KOMPAS.com - Peneliti di Selandia Baru tengah mencari cara mengurangi dampak pemanasan global yang diakibatkan emisi gas dari sapi dan hewan ternak lainnya saat bersendawa.
Dilansir dari , sapi dan hewan ternak lainnya mengeluarkan gas metana saat bersendawa. Gas ini tidak bertahan di atmosfer selama karbon dioksida, tetapi memiliki potensi mendorong pemanasan global hingga sedikitnya 25 kali lebih besar.
Emisi gas ini disebabkan ketidakmampuan sapi untuk langsung mencerna rumput yang mereka makan, sehingga mereka memfermentasi terlebih dahulu rumput tersebut di beberapa kompartemen perut, atau rumen.
Proses perncernaan tersebut menghasilkan gas metana dalam jumlah besar yang kemudian dilepaskan ke atmosfer saat sapi bersendawa.
Di Selandia Baru, penelitian untuk mengatasi emisi gas yang dihasilkan oleh sapi dan hewan ternak lainnya menjadi prioritas utama.
Peternakan sangat vital bagi perekonomian negara tersebut, dan sekitar setengah dari emisi gas rumah kaca yang dihasilkan Selandia Baru berasal dari sektor peternakan.
Tingkat emisi tersebut jauh lebih besar bila dibandingkan dengan emisi gas peternakan di Amerika Serikat yang kurang dari 10 persen.
Populasi ternak di Selandia Baru juga sangat besar, yaitu 26 juta domba dan 10 juta sapi. Jumlah itu melebihi populasi negara tersebut yang hanya 5 juta orang.

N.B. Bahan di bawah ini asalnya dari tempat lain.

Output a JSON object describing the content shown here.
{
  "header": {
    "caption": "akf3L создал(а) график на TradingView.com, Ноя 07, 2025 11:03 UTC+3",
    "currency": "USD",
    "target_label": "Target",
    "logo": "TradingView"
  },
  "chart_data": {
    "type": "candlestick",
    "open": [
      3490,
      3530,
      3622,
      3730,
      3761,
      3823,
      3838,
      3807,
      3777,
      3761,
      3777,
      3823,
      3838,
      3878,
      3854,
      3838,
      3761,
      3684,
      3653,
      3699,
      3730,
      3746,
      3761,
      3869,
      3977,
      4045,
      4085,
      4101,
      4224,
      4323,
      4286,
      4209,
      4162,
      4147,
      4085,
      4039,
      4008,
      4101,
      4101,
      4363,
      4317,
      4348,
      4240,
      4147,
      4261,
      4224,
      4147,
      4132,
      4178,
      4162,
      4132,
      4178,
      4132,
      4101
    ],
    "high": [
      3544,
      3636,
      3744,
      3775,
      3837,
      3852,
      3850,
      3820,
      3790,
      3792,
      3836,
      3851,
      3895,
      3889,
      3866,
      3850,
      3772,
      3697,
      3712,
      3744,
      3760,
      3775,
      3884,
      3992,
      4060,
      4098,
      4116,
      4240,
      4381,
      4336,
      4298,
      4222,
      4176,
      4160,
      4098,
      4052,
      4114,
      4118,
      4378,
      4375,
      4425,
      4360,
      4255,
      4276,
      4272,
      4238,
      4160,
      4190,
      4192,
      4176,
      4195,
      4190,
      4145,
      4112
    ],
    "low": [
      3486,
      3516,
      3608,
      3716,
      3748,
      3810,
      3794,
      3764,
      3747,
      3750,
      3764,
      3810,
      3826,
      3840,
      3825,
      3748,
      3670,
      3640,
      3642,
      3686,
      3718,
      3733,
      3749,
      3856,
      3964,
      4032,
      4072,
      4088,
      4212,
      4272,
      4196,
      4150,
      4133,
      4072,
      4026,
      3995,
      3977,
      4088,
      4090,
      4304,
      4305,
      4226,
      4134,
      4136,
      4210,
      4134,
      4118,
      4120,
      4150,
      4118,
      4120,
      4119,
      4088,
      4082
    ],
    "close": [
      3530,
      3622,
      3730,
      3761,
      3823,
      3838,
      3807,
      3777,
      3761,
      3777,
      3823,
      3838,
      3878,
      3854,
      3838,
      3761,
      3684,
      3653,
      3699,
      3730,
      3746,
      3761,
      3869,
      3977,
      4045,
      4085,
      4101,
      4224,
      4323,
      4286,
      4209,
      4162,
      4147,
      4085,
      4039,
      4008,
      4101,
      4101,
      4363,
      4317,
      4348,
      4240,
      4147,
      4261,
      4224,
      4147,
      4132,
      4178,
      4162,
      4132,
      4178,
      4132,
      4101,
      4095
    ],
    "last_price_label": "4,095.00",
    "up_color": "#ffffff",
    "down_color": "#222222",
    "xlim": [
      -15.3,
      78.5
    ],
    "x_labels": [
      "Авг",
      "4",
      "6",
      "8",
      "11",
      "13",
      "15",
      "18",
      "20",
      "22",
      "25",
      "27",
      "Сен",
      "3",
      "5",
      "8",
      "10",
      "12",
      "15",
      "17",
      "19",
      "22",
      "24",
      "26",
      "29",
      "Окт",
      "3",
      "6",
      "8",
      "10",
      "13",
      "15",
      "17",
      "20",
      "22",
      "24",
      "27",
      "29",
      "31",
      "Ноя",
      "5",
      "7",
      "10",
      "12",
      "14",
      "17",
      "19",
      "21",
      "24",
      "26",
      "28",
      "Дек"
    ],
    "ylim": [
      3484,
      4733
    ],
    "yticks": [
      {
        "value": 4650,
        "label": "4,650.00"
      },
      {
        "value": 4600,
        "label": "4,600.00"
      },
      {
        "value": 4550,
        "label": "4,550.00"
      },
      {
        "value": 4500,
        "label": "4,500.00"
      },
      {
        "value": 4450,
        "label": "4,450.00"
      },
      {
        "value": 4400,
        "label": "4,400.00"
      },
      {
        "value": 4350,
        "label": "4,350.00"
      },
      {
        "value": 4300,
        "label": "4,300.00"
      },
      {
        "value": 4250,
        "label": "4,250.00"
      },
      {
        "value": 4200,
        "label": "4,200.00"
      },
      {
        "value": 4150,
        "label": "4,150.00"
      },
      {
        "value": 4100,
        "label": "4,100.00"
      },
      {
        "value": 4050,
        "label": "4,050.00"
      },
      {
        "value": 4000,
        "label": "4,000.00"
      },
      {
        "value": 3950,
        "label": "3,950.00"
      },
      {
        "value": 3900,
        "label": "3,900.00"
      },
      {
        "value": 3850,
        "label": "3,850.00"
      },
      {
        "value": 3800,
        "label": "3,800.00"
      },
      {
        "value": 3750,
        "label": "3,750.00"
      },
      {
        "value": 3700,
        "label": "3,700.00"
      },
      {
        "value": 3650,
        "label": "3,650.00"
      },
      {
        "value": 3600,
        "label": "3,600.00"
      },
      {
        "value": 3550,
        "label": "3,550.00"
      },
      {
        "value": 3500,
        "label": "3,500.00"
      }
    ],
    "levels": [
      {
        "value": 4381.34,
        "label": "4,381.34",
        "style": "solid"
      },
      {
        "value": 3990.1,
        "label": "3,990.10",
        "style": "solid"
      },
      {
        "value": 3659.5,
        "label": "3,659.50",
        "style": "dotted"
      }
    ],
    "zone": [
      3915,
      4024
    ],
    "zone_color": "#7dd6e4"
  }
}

Sebagai bagian dari upaya mencapai bebas karbon, pemerintah Selandia Baru telah berjanji untuk mengurangi emisi metana dari hewan ternak hingga 47 persen pada 2050.
Riset yang dilakukan di Selandia Baru berlandaskan pada prinsip bahwa pengurangan metana tidak perlu menyakiti hewan atau memengaruhi kualitas susu dan daging.
ilmuwan utama di lembaga riset pemerintah AgResearch, Peter Janssen mengatakan, risetnya menargetkan mikroba penghasil metana yang hidup pada hewan.
Menurut Janssen, mikroba tersebut kemungkinan bukan bagian integral dari sistem pencernaan hewan, sehingga diperkirakan aman untuk disingkirkan.
Dia telah bekerja mengembangkan vaksin untuk melawan mikroba penghasil metana selama 15 tahun terakhir.
Janssen mengatakan, vaksin yang dikembangkan itu berpotensi mengurangi jumlah metana yang dikeluarkan oleh sapi hingga 30 persen atau lebih.
"Saya yakin itu akan berhasil, karena itulah motivasi untuk mengembangkannya," kata Janssen.